Au cours de grandes campagnes ballons, le bilan en soufre gazeux dans la stratosphère pourra être quantifié par l’instrument SPIRIT via la mesure des précurseurs gazeux OCS et SO2.
Toutes ces observations couplées aux résultats obtenus par l’ISTO via les simulations expérimentales du dégazage magmatique du soufre et des halogènes permettront ainsi d’améliorer les modèles selon différents points.
Le bilan du soufre associé à ces aérosols est-il correct dans les modèles de chimie stratosphérique ?
Les processus chimiques hétérogènes de l’ozone stratosphérique sont-ils ainsi proprement simulés ?
Quel en est l’impact sur les modèles climatiques ?
Enfin, l’analyse conjointe par 2 techniques de mesure, ELHYSA (hygrométrie à point de givre) et SPIRIT (spectrométrie laser d’absorption) sera précieuse pour caractériser le lien attendu entre les éruptions volcaniques importantes et les tendances en vapeur d’eau stratosphérique, ce que les hygromètres américains n’ont pas réussi à démontrer.
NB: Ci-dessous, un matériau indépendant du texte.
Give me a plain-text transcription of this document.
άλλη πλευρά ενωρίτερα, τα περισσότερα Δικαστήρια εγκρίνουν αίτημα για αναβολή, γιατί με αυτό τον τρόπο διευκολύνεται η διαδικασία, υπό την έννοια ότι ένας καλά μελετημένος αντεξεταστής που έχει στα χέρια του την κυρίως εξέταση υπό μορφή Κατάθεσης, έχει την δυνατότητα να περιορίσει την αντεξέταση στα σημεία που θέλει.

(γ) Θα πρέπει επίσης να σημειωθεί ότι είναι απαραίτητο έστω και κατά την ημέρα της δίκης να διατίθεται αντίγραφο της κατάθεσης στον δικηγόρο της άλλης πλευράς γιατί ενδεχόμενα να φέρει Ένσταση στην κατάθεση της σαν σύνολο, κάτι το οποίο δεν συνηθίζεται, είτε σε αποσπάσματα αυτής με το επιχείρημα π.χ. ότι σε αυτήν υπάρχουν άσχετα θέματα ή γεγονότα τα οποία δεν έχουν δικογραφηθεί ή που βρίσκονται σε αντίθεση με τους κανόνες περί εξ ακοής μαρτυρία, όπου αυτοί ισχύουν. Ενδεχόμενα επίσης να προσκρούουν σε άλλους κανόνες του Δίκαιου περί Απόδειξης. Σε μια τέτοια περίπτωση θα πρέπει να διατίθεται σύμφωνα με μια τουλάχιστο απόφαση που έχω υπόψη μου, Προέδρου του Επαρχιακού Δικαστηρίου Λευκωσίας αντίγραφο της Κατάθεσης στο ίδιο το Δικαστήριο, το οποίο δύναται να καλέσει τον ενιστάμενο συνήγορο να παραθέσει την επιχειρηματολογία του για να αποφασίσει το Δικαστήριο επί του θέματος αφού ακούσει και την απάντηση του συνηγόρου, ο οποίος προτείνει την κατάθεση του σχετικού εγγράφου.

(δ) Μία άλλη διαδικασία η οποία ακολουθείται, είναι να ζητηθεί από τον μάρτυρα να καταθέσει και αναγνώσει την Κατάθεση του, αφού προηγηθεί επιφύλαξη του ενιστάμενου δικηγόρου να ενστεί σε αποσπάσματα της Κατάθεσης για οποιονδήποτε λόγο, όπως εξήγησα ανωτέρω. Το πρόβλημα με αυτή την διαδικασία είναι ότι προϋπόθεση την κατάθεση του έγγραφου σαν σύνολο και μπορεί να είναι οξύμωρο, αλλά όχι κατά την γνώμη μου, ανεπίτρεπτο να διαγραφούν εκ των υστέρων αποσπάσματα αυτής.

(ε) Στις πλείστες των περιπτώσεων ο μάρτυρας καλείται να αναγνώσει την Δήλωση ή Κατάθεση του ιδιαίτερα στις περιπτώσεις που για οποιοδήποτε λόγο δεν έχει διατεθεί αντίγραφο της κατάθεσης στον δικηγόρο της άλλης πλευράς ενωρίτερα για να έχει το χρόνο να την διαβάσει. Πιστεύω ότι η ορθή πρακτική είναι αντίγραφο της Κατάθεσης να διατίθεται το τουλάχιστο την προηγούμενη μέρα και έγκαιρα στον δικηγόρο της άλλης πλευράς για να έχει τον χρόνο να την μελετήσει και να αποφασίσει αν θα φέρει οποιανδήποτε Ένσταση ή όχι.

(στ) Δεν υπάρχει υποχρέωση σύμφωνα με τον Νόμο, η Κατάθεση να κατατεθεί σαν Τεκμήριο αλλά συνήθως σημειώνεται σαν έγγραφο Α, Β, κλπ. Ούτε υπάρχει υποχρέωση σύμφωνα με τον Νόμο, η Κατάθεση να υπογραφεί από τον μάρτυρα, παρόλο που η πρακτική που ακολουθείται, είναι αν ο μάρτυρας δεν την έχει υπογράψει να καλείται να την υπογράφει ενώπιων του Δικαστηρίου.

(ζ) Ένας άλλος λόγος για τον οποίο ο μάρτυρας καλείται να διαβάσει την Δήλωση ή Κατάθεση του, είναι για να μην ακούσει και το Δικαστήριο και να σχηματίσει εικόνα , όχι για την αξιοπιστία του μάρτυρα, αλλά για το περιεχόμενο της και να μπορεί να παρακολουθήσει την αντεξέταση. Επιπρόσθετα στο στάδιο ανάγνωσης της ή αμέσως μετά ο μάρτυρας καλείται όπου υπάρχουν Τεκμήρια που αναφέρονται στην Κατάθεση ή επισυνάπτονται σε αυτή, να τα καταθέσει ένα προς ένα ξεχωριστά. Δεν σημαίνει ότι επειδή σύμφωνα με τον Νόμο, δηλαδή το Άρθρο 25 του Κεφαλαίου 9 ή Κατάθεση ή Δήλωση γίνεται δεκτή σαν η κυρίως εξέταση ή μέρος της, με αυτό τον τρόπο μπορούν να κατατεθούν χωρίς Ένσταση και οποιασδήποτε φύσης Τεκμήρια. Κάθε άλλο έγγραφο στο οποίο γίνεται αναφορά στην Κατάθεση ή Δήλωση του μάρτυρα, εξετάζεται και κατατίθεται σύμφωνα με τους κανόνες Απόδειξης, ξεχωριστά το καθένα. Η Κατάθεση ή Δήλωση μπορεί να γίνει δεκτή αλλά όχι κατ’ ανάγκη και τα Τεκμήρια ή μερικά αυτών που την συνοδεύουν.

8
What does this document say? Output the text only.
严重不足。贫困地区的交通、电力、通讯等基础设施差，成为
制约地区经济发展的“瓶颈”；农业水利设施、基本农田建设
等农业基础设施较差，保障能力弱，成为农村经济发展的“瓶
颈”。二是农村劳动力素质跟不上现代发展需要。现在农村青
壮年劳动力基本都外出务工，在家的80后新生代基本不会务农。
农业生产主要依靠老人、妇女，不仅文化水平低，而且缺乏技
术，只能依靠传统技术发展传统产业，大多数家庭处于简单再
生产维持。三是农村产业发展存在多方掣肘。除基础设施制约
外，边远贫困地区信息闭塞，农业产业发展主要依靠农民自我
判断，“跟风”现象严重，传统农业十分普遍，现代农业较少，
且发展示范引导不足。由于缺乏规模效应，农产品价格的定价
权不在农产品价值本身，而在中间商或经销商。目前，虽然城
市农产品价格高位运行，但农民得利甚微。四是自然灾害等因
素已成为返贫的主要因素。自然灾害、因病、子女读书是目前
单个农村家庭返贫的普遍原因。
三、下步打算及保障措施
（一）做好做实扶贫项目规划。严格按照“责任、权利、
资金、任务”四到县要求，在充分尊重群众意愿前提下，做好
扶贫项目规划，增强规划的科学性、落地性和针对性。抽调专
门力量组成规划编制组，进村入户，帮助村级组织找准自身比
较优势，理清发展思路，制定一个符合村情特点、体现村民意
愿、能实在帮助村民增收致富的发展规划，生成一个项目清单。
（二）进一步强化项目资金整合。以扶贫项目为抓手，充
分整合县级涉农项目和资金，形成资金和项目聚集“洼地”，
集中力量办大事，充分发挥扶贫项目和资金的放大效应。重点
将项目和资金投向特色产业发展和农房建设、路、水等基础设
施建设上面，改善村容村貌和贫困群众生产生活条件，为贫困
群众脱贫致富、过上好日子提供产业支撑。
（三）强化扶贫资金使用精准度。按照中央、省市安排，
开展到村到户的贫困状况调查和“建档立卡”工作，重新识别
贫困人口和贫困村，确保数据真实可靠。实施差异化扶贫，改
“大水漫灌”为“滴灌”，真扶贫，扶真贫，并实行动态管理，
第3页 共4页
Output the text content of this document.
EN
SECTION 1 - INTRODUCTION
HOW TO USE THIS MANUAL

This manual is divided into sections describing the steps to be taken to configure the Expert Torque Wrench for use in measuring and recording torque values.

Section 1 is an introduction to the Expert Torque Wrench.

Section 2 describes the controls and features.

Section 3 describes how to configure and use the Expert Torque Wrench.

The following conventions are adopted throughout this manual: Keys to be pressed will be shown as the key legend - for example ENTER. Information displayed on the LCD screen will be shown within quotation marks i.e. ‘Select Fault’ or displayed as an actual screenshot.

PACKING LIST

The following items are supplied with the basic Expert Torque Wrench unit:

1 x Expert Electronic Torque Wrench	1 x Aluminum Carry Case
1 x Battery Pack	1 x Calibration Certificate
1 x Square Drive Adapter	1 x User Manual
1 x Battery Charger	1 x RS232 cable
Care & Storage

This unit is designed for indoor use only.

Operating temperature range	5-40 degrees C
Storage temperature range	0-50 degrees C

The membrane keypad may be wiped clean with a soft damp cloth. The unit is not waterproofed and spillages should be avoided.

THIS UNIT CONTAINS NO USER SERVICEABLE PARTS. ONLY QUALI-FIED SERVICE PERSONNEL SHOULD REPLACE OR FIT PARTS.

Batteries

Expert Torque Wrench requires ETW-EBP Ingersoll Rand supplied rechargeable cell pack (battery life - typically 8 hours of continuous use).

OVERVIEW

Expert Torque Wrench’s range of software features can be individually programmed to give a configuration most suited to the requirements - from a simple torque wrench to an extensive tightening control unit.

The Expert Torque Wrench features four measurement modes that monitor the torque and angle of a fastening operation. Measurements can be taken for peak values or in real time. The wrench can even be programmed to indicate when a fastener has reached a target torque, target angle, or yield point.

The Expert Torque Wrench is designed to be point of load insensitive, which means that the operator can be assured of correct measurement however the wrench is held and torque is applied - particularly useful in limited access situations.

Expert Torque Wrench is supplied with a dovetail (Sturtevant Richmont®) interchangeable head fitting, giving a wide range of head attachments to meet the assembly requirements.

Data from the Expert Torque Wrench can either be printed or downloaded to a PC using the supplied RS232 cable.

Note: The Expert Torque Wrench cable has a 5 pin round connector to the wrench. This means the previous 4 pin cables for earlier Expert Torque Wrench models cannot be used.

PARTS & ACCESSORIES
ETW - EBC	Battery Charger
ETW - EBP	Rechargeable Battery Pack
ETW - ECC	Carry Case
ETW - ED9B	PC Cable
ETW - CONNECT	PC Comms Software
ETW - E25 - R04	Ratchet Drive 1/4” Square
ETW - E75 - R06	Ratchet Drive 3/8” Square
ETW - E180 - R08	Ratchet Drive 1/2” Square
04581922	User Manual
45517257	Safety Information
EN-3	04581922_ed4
Bilan et tendance des halogènes dans la stratosphère. Avec la stratégie d’observation proposée, nous apporterons une contribution essentielle à la connaissance du bilan en composés halogénés dans la stratosphère en cette période clé où leur déclin est amorcé. En effet, le bilan et les tendances en brome stratosphérique ne sont établis au niveau mondial que par les mesures à distance d’un unique spectromètre UV sous ballon (DOAS, Université Heidelberg). Nos compétences combinées en instrumentation ballons (LPC2E) et en chimie analytique de laboratoire (ICARE) permettront de monter sur une même nacelle ce type de spectromètre UV, déjà existant au LPC2E, et l’autre technique de choix (in situ, par fluorescence induite par laser), pour la mesure cohérente de BrO, afin de répondre définitivement à la question du contenu du brome stratosphérique. Concernant le chlore, nos observations in situ et précises de HCl (par SPIRALE ou SPIRIT) fourniront l’une des principales références mondiales, à la fois pour la quantification du chlore total stratosphérique, et pour la contribution des espèces à courte durée de vie (VSLS) à son bilan et sa tendance, en tant que validation des satellites américains et éventuels européens.